I'm the process of devising Bro's new Bloom filter interface and would
like to have your feedback on the BiFs. This is what I came up with so
far:

(1) bloomfilter_init(fp: double, capacity: count, max: count): opaque
of bloomfilter
(2) bloomfilter_add(bf: opaque of bloomfilter, x: any)
(3) bloomfilter_lookup(bf: opaque of bloomfilter, x: any) : count
(4) bloomfilter_merge(bf1: opaque of bloomfilter, bf2: opaque of
bloomfilter) : bool

Initialization involves (1), where "fp" represents the desired
false-positive rate and "capacity" the maximum number of unique
elements the bloom filter supports until "fp" can no longer be
guaranteed. The "max" argument will default to 1 and represents the
maximum counter value one can attach to each element.

To add an element, one uses (2). The first use of this function
"locks" the Bloom filter type to the value type of "x". Subsequent
invocations of this function require that the type of "x" matches the
value from the very first invocation.

Lookup using (3) works analogous to (2). The return value represents
the counter associated with "x". For basic membership queries (max=1)
the return value takes on only 0 and 1.

One can also merge related Bloom filters using (4).

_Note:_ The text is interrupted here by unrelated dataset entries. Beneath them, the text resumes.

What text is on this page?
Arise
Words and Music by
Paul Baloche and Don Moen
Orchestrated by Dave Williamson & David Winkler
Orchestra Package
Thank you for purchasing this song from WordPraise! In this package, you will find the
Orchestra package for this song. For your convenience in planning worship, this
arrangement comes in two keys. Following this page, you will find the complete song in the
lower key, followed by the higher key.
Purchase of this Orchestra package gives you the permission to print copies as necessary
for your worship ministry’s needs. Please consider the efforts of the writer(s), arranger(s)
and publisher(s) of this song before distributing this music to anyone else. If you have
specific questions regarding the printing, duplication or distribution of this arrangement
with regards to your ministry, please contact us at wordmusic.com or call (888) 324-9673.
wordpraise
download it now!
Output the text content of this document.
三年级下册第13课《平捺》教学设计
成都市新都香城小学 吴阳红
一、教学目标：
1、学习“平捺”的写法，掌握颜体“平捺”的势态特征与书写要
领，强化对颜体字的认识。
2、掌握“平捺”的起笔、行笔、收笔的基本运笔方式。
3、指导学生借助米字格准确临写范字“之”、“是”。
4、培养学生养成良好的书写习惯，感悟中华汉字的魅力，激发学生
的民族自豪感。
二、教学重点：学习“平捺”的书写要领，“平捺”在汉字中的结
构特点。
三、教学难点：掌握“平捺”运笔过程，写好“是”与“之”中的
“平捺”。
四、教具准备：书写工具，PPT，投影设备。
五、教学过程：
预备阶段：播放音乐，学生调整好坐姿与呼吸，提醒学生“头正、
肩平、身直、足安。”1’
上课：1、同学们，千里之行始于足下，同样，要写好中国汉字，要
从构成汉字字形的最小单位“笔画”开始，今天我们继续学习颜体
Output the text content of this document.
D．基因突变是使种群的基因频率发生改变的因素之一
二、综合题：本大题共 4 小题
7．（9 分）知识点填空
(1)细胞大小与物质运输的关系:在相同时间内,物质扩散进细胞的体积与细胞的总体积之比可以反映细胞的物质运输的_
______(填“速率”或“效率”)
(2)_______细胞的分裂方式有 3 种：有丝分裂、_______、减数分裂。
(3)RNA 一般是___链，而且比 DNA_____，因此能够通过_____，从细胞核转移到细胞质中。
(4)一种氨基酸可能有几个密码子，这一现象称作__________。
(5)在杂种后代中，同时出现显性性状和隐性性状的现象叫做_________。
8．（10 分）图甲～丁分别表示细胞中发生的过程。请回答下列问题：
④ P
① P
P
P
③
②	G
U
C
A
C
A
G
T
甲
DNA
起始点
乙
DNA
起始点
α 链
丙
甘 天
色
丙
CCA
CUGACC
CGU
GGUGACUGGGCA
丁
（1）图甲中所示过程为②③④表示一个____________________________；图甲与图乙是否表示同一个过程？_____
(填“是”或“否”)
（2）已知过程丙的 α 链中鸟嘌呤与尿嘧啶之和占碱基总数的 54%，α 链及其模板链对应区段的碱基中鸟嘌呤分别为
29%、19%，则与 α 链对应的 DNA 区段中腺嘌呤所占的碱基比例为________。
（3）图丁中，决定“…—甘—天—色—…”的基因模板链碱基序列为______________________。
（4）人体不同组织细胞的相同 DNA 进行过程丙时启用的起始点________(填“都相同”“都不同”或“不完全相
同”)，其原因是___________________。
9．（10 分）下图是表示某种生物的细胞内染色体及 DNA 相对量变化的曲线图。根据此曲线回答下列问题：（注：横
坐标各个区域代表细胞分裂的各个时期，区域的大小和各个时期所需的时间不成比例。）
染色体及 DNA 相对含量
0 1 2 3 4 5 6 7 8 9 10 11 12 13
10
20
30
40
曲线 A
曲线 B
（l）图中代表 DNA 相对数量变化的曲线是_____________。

This requires that
"bf1" and "bf2" have the internal types as well as parameterization,
as the union of two Bloom filters needs to equi-sized underlying bit
vectors.

    Matthias

I already talked to Matthias but for the record, this looks good to
me.

One more question:


Could we just make the existing copy bif work with it? Now that I know how that's implemented internally though I'm already skeptical of the idea. :slight_smile:

  .Seth

Is this merging bf2 into bf1? Would it make sense to return a new
"opaque of bloomfilter" instead?

I was aiming for non-mutable semantics: the function leaves both bf1
and bf2 untouched, but merely returns bf1 + bf2, where "+" means union
of the underlying bit vectors. If this turns out to be a memory
problem after profiling, we could still add a void-returning in-place
merge function.

That said, we could also use the name "bloomfilter_unify" or
"bloomfilter_union", as we may end up with intersection at some point
(although I do not have a use case for it yet).

     Matthias

So it sounds like having the merge function returning bool was an accident? Seems like we're all on the same page. :slight_smile:

  .Seth

So it sounds like having the merge function returning bool was an accident?

Exactly, well-spotted!

    Matthias